Je suis en train de me faire une petite rétro flash Sirk (merci TCM), j'en profite pour revoir les films vu il y a trop longtemps (qui m'avaient laissés plutôt impassible à l'époque, y compris ses censément meilleurs), celui-là est effectivement dans le haut du panier, il mérite amplement sa réputation.
bmntmp a écrit:
Il est un peu neuneu ce film, c'est vrai, à l'image de la citation typique de cinéphile de Godard, du style à exagérer l'importance d'une émotion cinématographique fugace et comme anodine.
La fugacité est effectivement l'un des thèmes majeur du film, puisque l'ambition première de Sirk (au-delà de toute considération sur la seconde guerre mondiale) était de faire un film sur la brièveté du bonheur. C'est cet aspect que tu trouves neuneu? Pourquoi pas, mais c'est aussi occulter ses autres thématiques. Et je trouve la fin tout de même particulièrement cruelle pour un film neuneu.
Vieux-Gontrand a écrit:
c'est le plus faible parmi ceux que j'ai vu (il a un sacré côté Ach la Guerre Gross Malheur... un peu démonstratif, d'autant que le traitement et la production sont particulièrement hollywoodiens... Wilder ou Rossellini ont un point de vue plus fort sur l'histoire récente et la manière dont la cinéma peut exprimer à la fois un complexe moral et un complexe national face à la guerre, sans réduire l'un à l'autre).
Je ne sais pas quels sont les autres films de Sirk que tu as vu, mais je te promets que si tu n'as pas aimé celui-là, tu trouveras bien pire. Les Ailes de l'espérance traitait déjà de la culpabilité en temps de guerre (en Corée), mais sa résolution est incommensurablement plus maladroite. Sinon Le temps d'aimer et le temps de mourir n'est pas du tout un film sur la guerre (elle n'est ici que la résultante de ce qui a précédé, et c'est bien les évènements antérieures à la guerre dont Sirk nous parle), qu'il se contente de décrire de manière factuelle sans aucun apitoiement (ce qui est logique vu qu'elle est vécue comme un châtiment divin donc forcément juste).
Vieux-Gontrand a écrit:
Klaus Kinski en SS se plaignait de faire des heures supplémentaires au camp de concentration.
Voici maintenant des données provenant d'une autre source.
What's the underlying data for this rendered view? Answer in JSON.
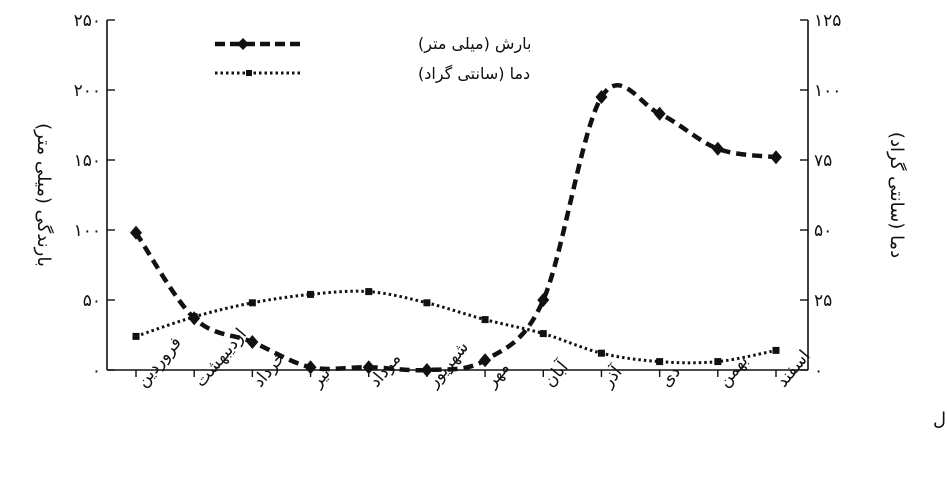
{
  "chart_data": {
    "type": "line",
    "xlabel": "ماههای سال",
    "ylabel_left": "بارندگی (میلی متر)",
    "ylabel_right": "دما (سانتی گراد)",
    "ylim_left": [
      0,
      250
    ],
    "ylim_right": [
      0,
      125
    ],
    "yticks_left": [
      {
        "value": 0,
        "label": "۰"
      },
      {
        "value": 50,
        "label": "۵۰"
      },
      {
        "value": 100,
        "label": "۱۰۰"
      },
      {
        "value": 150,
        "label": "۱۵۰"
      },
      {
        "value": 200,
        "label": "۲۰۰"
      },
      {
        "value": 250,
        "label": "۲۵۰"
      }
    ],
    "yticks_right": [
      {
        "value": 0,
        "label": "۰"
      },
      {
        "value": 25,
        "label": "۲۵"
      },
      {
        "value": 50,
        "label": "۵۰"
      },
      {
        "value": 75,
        "label": "۷۵"
      },
      {
        "value": 100,
        "label": "۱۰۰"
      },
      {
        "value": 125,
        "label": "۱۲۵"
      }
    ],
    "categories": [
      "فروردین",
      "اردیبهشت",
      "خرداد",
      "تیر",
      "مرداد",
      "شهریور",
      "مهر",
      "آبان",
      "آذر",
      "دی",
      "بهمن",
      "اسفند"
    ],
    "grid": false,
    "legend_position": "top-center",
    "series": [
      {
        "name": "بارش (میلی متر)",
        "axis": "left",
        "style": "dashed",
        "marker": "diamond",
        "values": [
          98,
          37,
          20,
          2,
          2,
          0,
          7,
          50,
          195,
          183,
          158,
          152
        ]
      },
      {
        "name": "دما (سانتی گراد)",
        "axis": "right",
        "style": "dotted",
        "marker": "square",
        "values": [
          12,
          19,
          24,
          27,
          28,
          24,
          18,
          13,
          6,
          3,
          3,
          7
        ]
      }
    ]
  }
}
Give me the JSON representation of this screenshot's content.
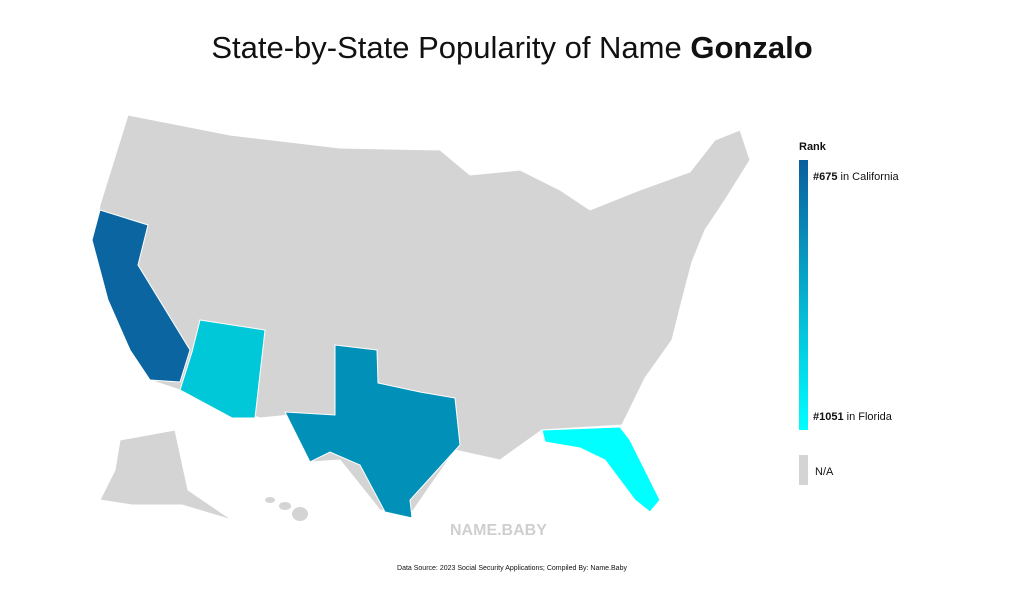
{
  "title": {
    "text": "State-by-State Popularity of Name",
    "name": "Gonzalo"
  },
  "legend": {
    "title": "Rank",
    "top": {
      "rank": "#675",
      "label": "in California"
    },
    "bottom": {
      "rank": "#1051",
      "label": "in Florida"
    },
    "na": "N/A"
  },
  "watermark": "NAME.BABY",
  "source": "Data Source: 2023 Social Security Applications; Compiled By: Name.Baby"
}
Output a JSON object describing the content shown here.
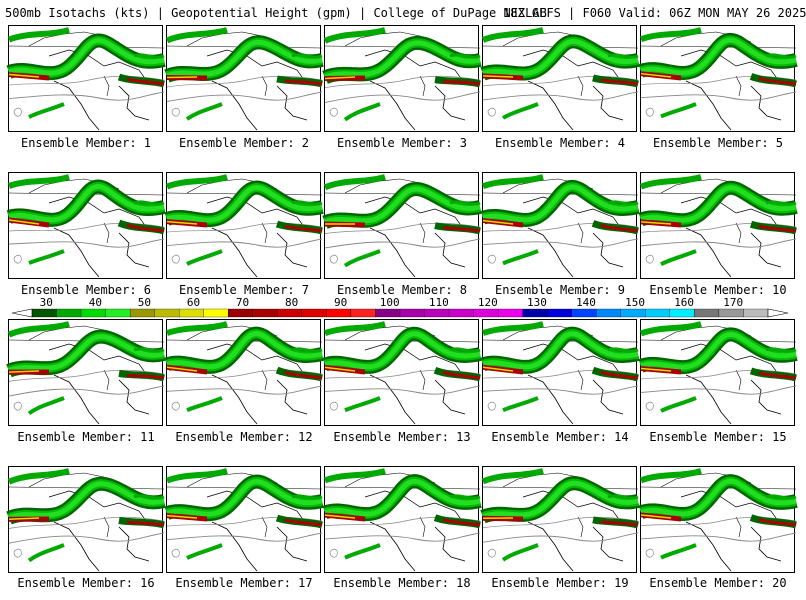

Klaus Kinski n'a qu'une réplique dans le film, lorsque John Gavin vient récupérer les cendres du docteur Kruse il s'étonne sur le formulaire que la cause de la mort reportée soit une crise cardiaque, et Kinski de répondre "What else?". Tu confonds avec le SS qui met le feu au petit bucher sur le piano non?
Bien plus qu'un film pacifiste (pour tout dire je n'ai pas du tout ressenti de pacifisme dans le film), c'est surtout un grand film sur les responsabilités personnelle et collective qui ont amenées aux horreurs nazis. Sirk pensait avoir perdu son fils sur le front russe en 44, et voulait à travers ce film rejouer les deux dernières semaines de sa vie, comme une manière de se faire pardonner ce qu'il avait vécu comme un abandon. Mais à cette culpabilité a dû s'y conjuguer une seconde, celle d'avoir également abandonné sa nation, alors sous le joug du parti national socialiste. S'il y a donc un peu de son fils dans Ernst Graeber, il y a certainement un peu de lui également. Lui qui, alors qu'il doit fusiller des supposés partisans russe au début du film, explique au jeune soldat qui se tourmente qu'il suffit de tourner la tête au moment de lâcher le coup pour accomplir sa tâche sans ciller. Le suicide du même jeune soldat qui s'ensuit ne déclenchant qu'incompréhension en lui, qui ne comprend pas les remords que l'on peut avoir à s'être simplement acquitté de son rôle (en pleine guerre sur le front russe, si ce n'est pas nous qui les tuons ce sera eux qui nous tueront). Et puis au fond il n'a rien à se reprocher, il n'est qu'un innocent soldat au service de sa patrie. Jusqu'à la révélation qui survient lorsqu'il s'entretient avec Polhmann/Remarque, où il prend conscience de sa propre responsabilité (justement parce qu'il n'a rien fait pour s'opposer à la montée en puissance des nazis, lui qui pensait être exempt de tous reproches parce qu'il ne les avait pas soutenu). Cette séquence est la vraie bascule du film, de gentil soldat en perm Graeber devient un traître à la patrie, parce que l'on ne peut pas seulement ne pas cautionner ce que l'on réprouve, on doit également s'y opposer activement. Il n'y a pas de place pour la neutralité. Lorsqu'à la fin du film la scène de fusillade doit se répéter, habité d'une nouvelle conscience, ce n'est plus le même ennemi que Graeber décide d'éliminer (d'une manière un peu grandiloquente il passe de l'ennemi de la nation à l'ennemi de l'humanité).